Vi sono fasce d’età più esposte?
Sempre di più i giovani. Le aspettative dei genitori diventano sempre più alte quindi loro si sentono sempre più inferiori e questo crea paura, tensioni e depressioni. Non è popolare quello che dico ma quando un bambino nasce i genitori gli riversano addosso già aspettative altissime. L’amore nella nostra società non è gratuito! È sempre collegato a un comportamento: ‘Adesso hai già un anno, impegnati un po’ a camminare!’. E il figlio cosa pensa? ‘Così come sono non sono giusto, devo continuamente impegnarmi per essere accettato, per avere amore’.
Cosa è maggiormente preoccupante?
I disturbi dell’alimentazione condizionati dall’immagine. Si vive nella proiezione di noi stessi. Quando una madre allatta un bambino è lei che a un certo punto dice ‘adesso basta, devi aspettare’. Lo sviluppo naturale viene così interrotto, c’è un altro che decide per te! Come può allora un bambino crescere in uno sviluppo naturale? Abbiamo mille sistemi di controllo dell’alimentazione, diete, calcoliamo le calorie, prodotti low fat, alla sera non si mangia più, scambiamo una dieta con un’altra continuamente e ciò non può aiutare, mai! È sempre qualcosa di artificiale e alla fine non impariamo a vivere il nostro corpo: ho fame e allora mangio, adesso non ho fame e perché allora mangio? Voglio compensare qualcosa? Non impariamo più a prendere coscienza di noi stessi.

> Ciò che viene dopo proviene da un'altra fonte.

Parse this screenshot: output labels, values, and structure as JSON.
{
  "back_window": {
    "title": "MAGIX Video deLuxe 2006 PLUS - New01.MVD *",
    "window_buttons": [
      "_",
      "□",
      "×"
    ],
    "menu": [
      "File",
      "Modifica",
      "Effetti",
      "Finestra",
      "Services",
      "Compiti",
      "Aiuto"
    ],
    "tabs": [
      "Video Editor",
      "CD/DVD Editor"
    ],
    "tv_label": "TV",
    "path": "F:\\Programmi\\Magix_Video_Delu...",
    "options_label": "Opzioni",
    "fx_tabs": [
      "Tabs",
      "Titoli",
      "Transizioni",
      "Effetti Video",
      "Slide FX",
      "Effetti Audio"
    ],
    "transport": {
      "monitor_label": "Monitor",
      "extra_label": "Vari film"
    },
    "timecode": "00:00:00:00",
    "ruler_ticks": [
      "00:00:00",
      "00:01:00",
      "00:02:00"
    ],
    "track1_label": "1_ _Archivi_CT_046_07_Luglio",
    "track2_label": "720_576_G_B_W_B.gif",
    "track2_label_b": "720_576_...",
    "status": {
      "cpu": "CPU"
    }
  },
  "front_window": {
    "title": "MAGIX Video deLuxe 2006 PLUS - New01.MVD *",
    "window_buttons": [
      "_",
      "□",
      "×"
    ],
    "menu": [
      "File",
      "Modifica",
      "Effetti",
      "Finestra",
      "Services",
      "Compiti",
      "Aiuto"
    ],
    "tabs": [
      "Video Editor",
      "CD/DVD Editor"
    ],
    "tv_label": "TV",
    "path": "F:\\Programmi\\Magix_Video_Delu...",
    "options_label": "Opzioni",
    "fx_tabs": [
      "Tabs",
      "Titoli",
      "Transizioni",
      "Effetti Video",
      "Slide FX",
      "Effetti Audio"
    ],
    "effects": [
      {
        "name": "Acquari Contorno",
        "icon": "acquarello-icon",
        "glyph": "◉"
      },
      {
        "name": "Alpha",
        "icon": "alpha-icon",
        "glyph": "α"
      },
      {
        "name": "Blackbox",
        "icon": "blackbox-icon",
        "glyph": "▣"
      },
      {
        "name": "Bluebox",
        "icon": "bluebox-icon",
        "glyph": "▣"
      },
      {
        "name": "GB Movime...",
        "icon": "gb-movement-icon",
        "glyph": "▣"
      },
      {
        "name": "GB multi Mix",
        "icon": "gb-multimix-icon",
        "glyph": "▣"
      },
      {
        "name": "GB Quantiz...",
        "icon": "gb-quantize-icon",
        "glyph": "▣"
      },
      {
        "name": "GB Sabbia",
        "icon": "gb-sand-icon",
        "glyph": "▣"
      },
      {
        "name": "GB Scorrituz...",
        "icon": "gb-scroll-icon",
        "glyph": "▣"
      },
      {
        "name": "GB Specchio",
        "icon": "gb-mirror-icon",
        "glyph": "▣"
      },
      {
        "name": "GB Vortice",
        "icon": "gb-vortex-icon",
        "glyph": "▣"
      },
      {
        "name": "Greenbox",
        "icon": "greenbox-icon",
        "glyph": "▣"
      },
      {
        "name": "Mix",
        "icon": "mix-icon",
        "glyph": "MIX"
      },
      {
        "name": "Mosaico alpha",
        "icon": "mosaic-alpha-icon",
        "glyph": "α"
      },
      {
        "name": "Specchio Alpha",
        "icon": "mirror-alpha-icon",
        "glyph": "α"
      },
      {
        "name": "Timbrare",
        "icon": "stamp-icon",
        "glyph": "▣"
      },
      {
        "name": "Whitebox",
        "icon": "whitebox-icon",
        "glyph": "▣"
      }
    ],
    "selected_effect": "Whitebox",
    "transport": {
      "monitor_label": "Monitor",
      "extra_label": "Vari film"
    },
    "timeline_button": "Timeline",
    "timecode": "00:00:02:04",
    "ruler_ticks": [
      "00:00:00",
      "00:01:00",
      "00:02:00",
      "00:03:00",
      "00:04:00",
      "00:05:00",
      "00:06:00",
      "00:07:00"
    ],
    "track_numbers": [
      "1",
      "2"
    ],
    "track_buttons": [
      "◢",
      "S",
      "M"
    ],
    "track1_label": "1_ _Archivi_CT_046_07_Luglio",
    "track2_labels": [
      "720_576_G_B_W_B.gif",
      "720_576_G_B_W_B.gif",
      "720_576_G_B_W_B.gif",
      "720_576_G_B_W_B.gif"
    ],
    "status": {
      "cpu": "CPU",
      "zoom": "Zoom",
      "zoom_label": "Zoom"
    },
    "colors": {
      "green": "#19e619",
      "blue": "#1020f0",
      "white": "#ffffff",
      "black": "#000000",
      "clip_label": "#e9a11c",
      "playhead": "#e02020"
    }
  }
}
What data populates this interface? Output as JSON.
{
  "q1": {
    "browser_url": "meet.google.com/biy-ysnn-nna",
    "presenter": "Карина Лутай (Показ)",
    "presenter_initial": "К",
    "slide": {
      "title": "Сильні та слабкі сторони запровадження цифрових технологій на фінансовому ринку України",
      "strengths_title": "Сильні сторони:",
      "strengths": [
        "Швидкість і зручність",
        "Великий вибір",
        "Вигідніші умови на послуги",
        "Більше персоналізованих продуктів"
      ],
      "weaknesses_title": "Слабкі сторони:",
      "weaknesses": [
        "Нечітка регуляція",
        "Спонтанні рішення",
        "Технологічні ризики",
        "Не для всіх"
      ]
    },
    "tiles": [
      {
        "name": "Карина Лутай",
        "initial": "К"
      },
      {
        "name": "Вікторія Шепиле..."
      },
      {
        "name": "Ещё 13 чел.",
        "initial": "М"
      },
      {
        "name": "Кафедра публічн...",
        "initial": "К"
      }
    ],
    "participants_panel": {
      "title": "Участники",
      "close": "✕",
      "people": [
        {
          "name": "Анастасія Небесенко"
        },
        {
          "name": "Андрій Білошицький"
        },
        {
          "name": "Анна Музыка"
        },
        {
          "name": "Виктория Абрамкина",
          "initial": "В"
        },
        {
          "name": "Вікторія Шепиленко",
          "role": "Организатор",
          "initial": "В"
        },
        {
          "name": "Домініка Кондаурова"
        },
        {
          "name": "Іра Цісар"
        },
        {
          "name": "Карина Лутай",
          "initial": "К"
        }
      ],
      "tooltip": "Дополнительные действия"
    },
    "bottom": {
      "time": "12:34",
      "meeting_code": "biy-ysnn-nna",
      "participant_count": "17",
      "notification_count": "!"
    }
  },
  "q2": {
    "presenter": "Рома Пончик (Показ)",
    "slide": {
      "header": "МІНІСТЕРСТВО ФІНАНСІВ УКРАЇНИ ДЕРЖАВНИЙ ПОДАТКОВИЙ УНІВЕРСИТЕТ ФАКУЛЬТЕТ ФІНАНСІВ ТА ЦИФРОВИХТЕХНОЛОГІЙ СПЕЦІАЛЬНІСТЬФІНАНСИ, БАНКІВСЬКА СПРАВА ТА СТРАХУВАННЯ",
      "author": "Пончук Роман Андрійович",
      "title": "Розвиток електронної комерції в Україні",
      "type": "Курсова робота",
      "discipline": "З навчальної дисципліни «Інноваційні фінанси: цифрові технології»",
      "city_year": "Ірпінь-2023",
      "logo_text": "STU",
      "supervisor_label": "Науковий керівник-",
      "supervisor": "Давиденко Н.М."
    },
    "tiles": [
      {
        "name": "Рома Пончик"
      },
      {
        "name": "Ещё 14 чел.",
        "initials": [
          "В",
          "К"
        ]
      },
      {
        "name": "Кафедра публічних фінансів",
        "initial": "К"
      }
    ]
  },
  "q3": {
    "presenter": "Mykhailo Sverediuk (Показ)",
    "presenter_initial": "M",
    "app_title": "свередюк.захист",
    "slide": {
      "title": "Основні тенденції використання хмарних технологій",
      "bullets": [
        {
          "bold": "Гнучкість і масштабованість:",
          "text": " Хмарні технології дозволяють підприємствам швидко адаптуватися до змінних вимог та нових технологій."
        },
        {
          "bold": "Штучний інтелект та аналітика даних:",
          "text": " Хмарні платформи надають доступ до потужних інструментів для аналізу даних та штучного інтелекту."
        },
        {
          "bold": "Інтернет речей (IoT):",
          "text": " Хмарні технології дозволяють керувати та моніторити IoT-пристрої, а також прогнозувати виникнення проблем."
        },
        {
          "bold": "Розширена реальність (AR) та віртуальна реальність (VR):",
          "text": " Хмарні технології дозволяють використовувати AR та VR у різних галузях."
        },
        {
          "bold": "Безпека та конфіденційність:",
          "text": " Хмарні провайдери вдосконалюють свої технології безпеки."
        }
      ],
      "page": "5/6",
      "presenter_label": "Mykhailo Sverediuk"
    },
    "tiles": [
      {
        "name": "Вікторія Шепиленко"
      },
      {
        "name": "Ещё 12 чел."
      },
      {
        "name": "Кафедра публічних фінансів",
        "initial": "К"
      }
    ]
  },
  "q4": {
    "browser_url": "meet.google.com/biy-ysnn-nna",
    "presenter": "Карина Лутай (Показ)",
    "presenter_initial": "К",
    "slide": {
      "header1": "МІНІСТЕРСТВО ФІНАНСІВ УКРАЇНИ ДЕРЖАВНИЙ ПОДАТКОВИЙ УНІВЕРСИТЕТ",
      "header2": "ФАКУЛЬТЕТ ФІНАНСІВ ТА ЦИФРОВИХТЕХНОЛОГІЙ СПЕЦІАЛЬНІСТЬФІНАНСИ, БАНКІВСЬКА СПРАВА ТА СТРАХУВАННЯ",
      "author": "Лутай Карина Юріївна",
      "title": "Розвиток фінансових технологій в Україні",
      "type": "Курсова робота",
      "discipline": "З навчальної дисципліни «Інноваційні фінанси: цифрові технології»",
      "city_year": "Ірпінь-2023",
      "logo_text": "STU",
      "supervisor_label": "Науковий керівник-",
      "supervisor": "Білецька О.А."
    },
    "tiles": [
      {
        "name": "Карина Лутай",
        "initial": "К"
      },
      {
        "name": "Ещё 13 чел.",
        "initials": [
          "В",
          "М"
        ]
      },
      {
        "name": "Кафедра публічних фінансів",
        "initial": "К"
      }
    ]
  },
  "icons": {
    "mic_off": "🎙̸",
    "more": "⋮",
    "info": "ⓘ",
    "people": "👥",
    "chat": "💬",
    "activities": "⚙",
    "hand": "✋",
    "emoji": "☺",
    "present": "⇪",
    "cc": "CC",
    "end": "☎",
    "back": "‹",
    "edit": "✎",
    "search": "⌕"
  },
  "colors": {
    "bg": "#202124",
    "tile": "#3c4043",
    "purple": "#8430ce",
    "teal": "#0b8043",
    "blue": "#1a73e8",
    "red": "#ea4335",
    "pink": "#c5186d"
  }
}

Da mental coach come si approccia agli atleti?
Nello stesso modo. Uno studio inglese ha analizzato 600 atleti a livello internazionale: più del 50% mostra segni depressivi. Perché soffrono di questa pressione? C’è sempre qualcuno che decide per loro: allenatori, società, sponsor. E ogni pensiero, tensione mentale limita la loro libertà e la loro coscienza anziché essere aperti per sfruttare il potenziale in modo ottimale. Non dormono, hanno problemi con l’autostima e provano una rigidità tale da portare a risultati negativi. ‘Io sono il migliore atleta quando sono libero, e godo, e faccio quello che posso, indipendentemente dal risultato’. A me piace la parola tedesca di successo, Erfolg, quasi un risultato, quello che succede quando sono al 100% lì.
Rispetto al passato l’atleta deve fare i conti più che con la prestanza fisica con la propria testa e motivazione?
Sì, e sempre di più, perché a livello fisico sono così vicini che l’80-90% lo decide la testa e ciò può essere positivo o negativo. ‘Giocano’ infatti con la propria vita e può essere pericoloso. Riuscire in uno spettacolare trick ci porta a provare un’euforia che non serve e anzi ci porta nel riprovare a incidenti o rotture, in quanto ciò limita la lucidità. Servono esercizi per ‘liberarsi’, prima di ogni gara, dei propri pensieri, tensioni, aspettative; in gruppo, dove ci si rende conto che tutti hanno gli stessi problemi, e in singole sedute, perché ciascuno ha il suo ‘cantiere’.